Hainan province, in the southernmost corner of China, has successfully embraced the opening-up policy, with its export-oriented economy growing rapidly since the special economic zone was established 23 years ago.
Foreign trade on the island is expanding very fast.
The total value of imports and exports rose from $292 million in 1987 to $10.8 billion in 2010, an annual year-on-year growth of 21.2 percent. In 2010, export value reached $2.39 billion, increasing by 24.8 percent, and import value reached $8.41 billion, increasing by 20 percent.
The total value in the first half of this year was $6.047 billion, a year-on-year increase of 34.9 percent.
During the 11th Five-Year Plan (2006-2010), the balance between major imported and exported products was optimized.
High-tech enterprises, with petrochemical and natural gas as the pillars, settled in Hainan during this period, helping the export of industrial products make a historic breakthrough.
Crude oil, replacing mechanical and electronic products, stood out as the top imported product in the province, while refined oil products became the top exported product instead of natural gas.
The increasing number of foreign-invested enterprises also played a major role in boosting foreign trade. The export and import value of foreign-invested companies on the island reached $6.225 billion in 2010, a year-on-year growth of 106.5 percent, accounting for 57.6 percent of the total value in the province.
Hainan eased restrictions on the right to operate foreign trade companies, taking the lead in the country to break the domination of State-owned enterprises.
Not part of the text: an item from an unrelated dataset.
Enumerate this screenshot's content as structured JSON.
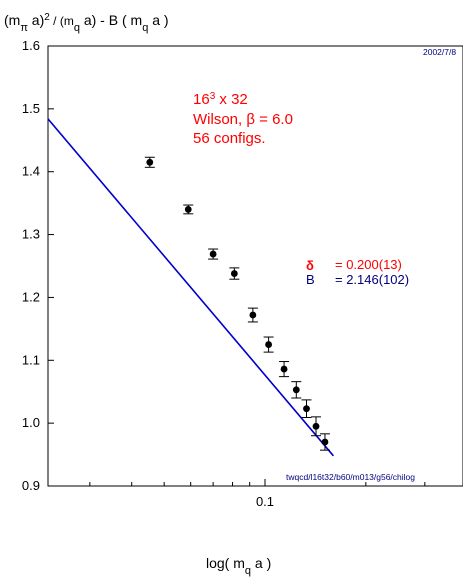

Privately owned enterprises were encouraged to trade with foreign companies and to export products they manufactured. As a result, State-owned, foreign-invested, privately owned and collective enterprises coexist in the foreign trade market in Hainan.
Hainan's foreign trade partners, which numbered only 21 in 1987, have expanded to 153 countries and regions all over the world. The sources of overseas capital have also been diversified, with Hong Kong, Taiwan and the United States the top three.
Hainan has made every endeavor to develop tourism as well as other service industries since the opening-up policy was first adopted.
It was the first province to adopt a landing visa and to loosen restrictions on the right to fly into Hainan. As a result, the island has the most "open" skies in the country.
As well, the central government allowed Hainan to open duty-free shops. The island, boosted by foreign trade, is now working to realize its goal of becoming an international tourist island.